En mi primera visita a Dublín, ciudad portuaria fundada por los vikingos en el año 700, visité la bahía de donde mis bisabuelos partieron dejando atrás a su isla amada. También recorrí las calles de una capital que, a pesar de tener una historia plagada de violencia política, ha logrado encontrar la paz y la prosperidad. Su apuesta por una educación de calidad ha revolucionado su economía y su sociedad.

Lo más impresionante de esta joven república, que en el 2022 cumplirá cien años de independencia y con la cual el Perú acaba de establecer relaciones diplomáticas, es la transformación de un pasado doloroso en una política pública de la cual es posible aprender mucho. Los antiguos parias de Europa no solo crecen a un ritmo envidiable sino que ofrecen lecciones de empatía y solidaridad mundial. En el 2008 la revista “The Lancet” publicó un estudio sobre el costo de la desnutrición infantil, en términos de mortalidad y futuros problemas de aprendizaje. Una serie de medidas para resolver el problema, entre ellas el cambio en las políticas públicas, la ciencia aplicada y una economía aliada de la opinión pública, creó las bases para llevar a cabo los cambios en la seguridad alimentaria de millones de niños alrededor del mundo. El Gobierno Irlandés ha creado el Hunger Task Force con la finalidad de identificar cómo la política internacional de Irlanda y su presupuesto de ayuda, que sigue incrementándose, puede tener el máximo impacto para combatir la pobreza y el hambre propio y ajeno.

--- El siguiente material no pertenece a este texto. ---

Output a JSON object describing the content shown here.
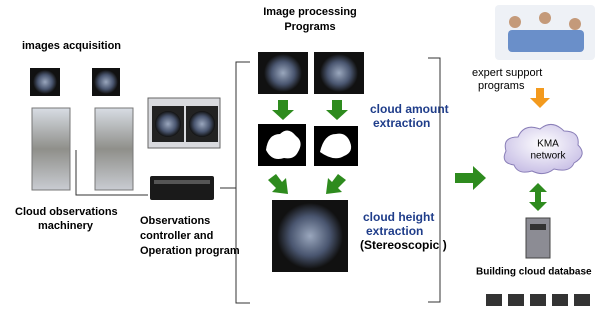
{
  "acquisition": {
    "title": "images acquisition"
  },
  "machinery": {
    "label": [
      "Cloud observations",
      "machinery"
    ]
  },
  "controller": {
    "label": [
      "Observations",
      "controller and",
      "Operation program"
    ]
  },
  "processing": {
    "title": [
      "Image processing",
      "Programs"
    ],
    "amount": [
      "cloud amount",
      "extraction"
    ],
    "height": [
      "cloud height",
      "extraction"
    ],
    "method": "(Stereoscopic )"
  },
  "expert": {
    "label": [
      "expert support",
      "programs"
    ]
  },
  "network": {
    "label": [
      "KMA",
      "network"
    ]
  },
  "database": {
    "label": "Building cloud database"
  }
}
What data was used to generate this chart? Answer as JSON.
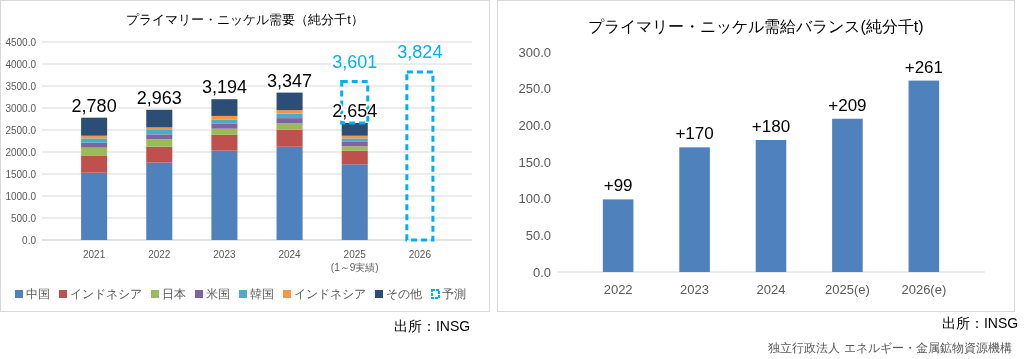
{
  "chart_data": [
    {
      "type": "bar",
      "title": "プライマリー・ニッケル需要（純分千t）",
      "stacked": true,
      "categories": [
        "2021",
        "2022",
        "2023",
        "2024",
        "2025\n(1～9実績)",
        "2026"
      ],
      "series": [
        {
          "name": "中国",
          "color": "#4f81bd",
          "values": [
            1530,
            1760,
            2030,
            2120,
            1720,
            null
          ]
        },
        {
          "name": "インドネシア",
          "color": "#c0504d",
          "values": [
            380,
            360,
            360,
            390,
            310,
            null
          ]
        },
        {
          "name": "日本",
          "color": "#9bbb59",
          "values": [
            190,
            170,
            140,
            140,
            100,
            null
          ]
        },
        {
          "name": "米国",
          "color": "#8064a2",
          "values": [
            110,
            110,
            110,
            120,
            100,
            null
          ]
        },
        {
          "name": "韓国",
          "color": "#4bacc6",
          "values": [
            100,
            100,
            100,
            100,
            80,
            null
          ]
        },
        {
          "name": "インドネシア",
          "color": "#f79646",
          "values": [
            60,
            60,
            80,
            80,
            60,
            null
          ]
        },
        {
          "name": "その他",
          "color": "#2c4d75",
          "values": [
            410,
            400,
            380,
            400,
            290,
            null
          ]
        },
        {
          "name": "予測",
          "color": "#00b0f0",
          "line_style": "dashed",
          "values": [
            null,
            null,
            null,
            null,
            940,
            3820
          ]
        }
      ],
      "ylim": [
        0,
        4500
      ],
      "yticks": [
        {
          "value": 0,
          "label": "0.0"
        },
        {
          "value": 500,
          "label": "500.0"
        },
        {
          "value": 1000,
          "label": "1000.0"
        },
        {
          "value": 1500,
          "label": "1500.0"
        },
        {
          "value": 2000,
          "label": "2000.0"
        },
        {
          "value": 2500,
          "label": "2500.0"
        },
        {
          "value": 3000,
          "label": "3000.0"
        },
        {
          "value": 3500,
          "label": "3500.0"
        },
        {
          "value": 4000,
          "label": "4000.0"
        },
        {
          "value": 4500,
          "label": "4500.0"
        }
      ],
      "grid": "y",
      "legend": "bottom",
      "annotations": [
        {
          "text": "2,780",
          "x": "2021",
          "y": 2780
        },
        {
          "text": "2,963",
          "x": "2022",
          "y": 2963
        },
        {
          "text": "3,194",
          "x": "2023",
          "y": 3194
        },
        {
          "text": "3,347",
          "x": "2024",
          "y": 3347
        },
        {
          "text": "2,654",
          "x": "2025\n(1～9実績)",
          "y": 2654
        },
        {
          "text": "3,601",
          "x": "2025\n(1～9実績)",
          "y": 3601
        },
        {
          "text": "3,824",
          "x": "2026",
          "y": 3824
        },
        "出所：INSG"
      ]
    },
    {
      "type": "bar",
      "title": "プライマリー・ニッケル需給バランス(純分千t)",
      "categories": [
        "2022",
        "2023",
        "2024",
        "2025(e)",
        "2026(e)"
      ],
      "values": [
        99,
        170,
        180,
        209,
        261
      ],
      "color": "#4f81bd",
      "value_labels": [
        "+99",
        "+170",
        "+180",
        "+209",
        "+261"
      ],
      "ylim": [
        0,
        300
      ],
      "yticks": [
        {
          "value": 0,
          "label": "0.0"
        },
        {
          "value": 50,
          "label": "50.0"
        },
        {
          "value": 100,
          "label": "100.0"
        },
        {
          "value": 150,
          "label": "150.0"
        },
        {
          "value": 200,
          "label": "200.0"
        },
        {
          "value": 250,
          "label": "250.0"
        },
        {
          "value": 300,
          "label": "300.0"
        }
      ],
      "grid": false,
      "annotations": [
        "出所：INSG",
        "独立行政法人 エネルギー・金属鉱物資源機構"
      ]
    }
  ]
}
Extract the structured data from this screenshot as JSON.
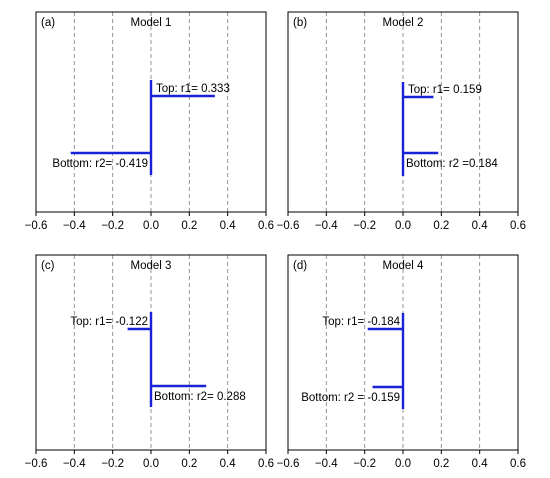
{
  "chart_data": [
    {
      "type": "bar",
      "panel_label": "(a)",
      "title": "Model 1",
      "xlim": [
        -0.6,
        0.6
      ],
      "x_ticks": [
        "−0.6",
        "−0.4",
        "−0.2",
        "0.0",
        "0.2",
        "0.4",
        "0.6"
      ],
      "grid": "vertical dashed",
      "bars": [
        {
          "label": "Top: r1= 0.333",
          "value": 0.333,
          "position": "top"
        },
        {
          "label": "Bottom: r2= -0.419",
          "value": -0.419,
          "position": "bottom"
        }
      ]
    },
    {
      "type": "bar",
      "panel_label": "(b)",
      "title": "Model 2",
      "xlim": [
        -0.6,
        0.6
      ],
      "x_ticks": [
        "−0.6",
        "−0.4",
        "−0.2",
        "0.0",
        "0.2",
        "0.4",
        "0.6"
      ],
      "grid": "vertical dashed",
      "bars": [
        {
          "label": "Top: r1= 0.159",
          "value": 0.159,
          "position": "top"
        },
        {
          "label": "Bottom: r2 =0.184",
          "value": 0.184,
          "position": "bottom"
        }
      ]
    },
    {
      "type": "bar",
      "panel_label": "(c)",
      "title": "Model 3",
      "xlim": [
        -0.6,
        0.6
      ],
      "x_ticks": [
        "−0.6",
        "−0.4",
        "−0.2",
        "0.0",
        "0.2",
        "0.4",
        "0.6"
      ],
      "grid": "vertical dashed",
      "bars": [
        {
          "label": "Top: r1= -0.122",
          "value": -0.122,
          "position": "top"
        },
        {
          "label": "Bottom: r2= 0.288",
          "value": 0.288,
          "position": "bottom"
        }
      ]
    },
    {
      "type": "bar",
      "panel_label": "(d)",
      "title": "Model 4",
      "xlim": [
        -0.6,
        0.6
      ],
      "x_ticks": [
        "−0.6",
        "−0.4",
        "−0.2",
        "0.0",
        "0.2",
        "0.4",
        "0.6"
      ],
      "grid": "vertical dashed",
      "bars": [
        {
          "label": "Top: r1= -0.184",
          "value": -0.184,
          "position": "top"
        },
        {
          "label": "Bottom: r2 = -0.159",
          "value": -0.159,
          "position": "bottom"
        }
      ]
    }
  ],
  "colors": {
    "line": "#1a22d6",
    "grid": "#8a8a8a",
    "frame": "#000000"
  }
}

Recordando su pasado amargo, Irlanda se propone hacer de la migración masiva y los problemas de desarraigo que ella genera parte importante de su política internacional. Para ello se ha comprometido a trabajar con la Comunidad Europea (cuyos lazos se han visto fortalecidos a raíz del ‘brexit’) y la Unión Africana para identificar claramente las raíces de un problema que aflige a todo el mundo. La ausencia de gobernabilidad, los conflictos políticos, la pobreza o la mala calidad de las cosechas relacionados a los cambios climáticos son algunas de las causas que generan el tipo de diáspora que los irlandeses sufrieron hace más de un siglo y que arrojó a miles de sus hijos a la costa del Perú. Esta república plagada de problemas que hoy se encuentra con su par y que mediante una alianza estratégica puede asociarse a una experiencia que nos ayude a superar las trabas de un desarrollo que millones de peruanos aún siguen esperando.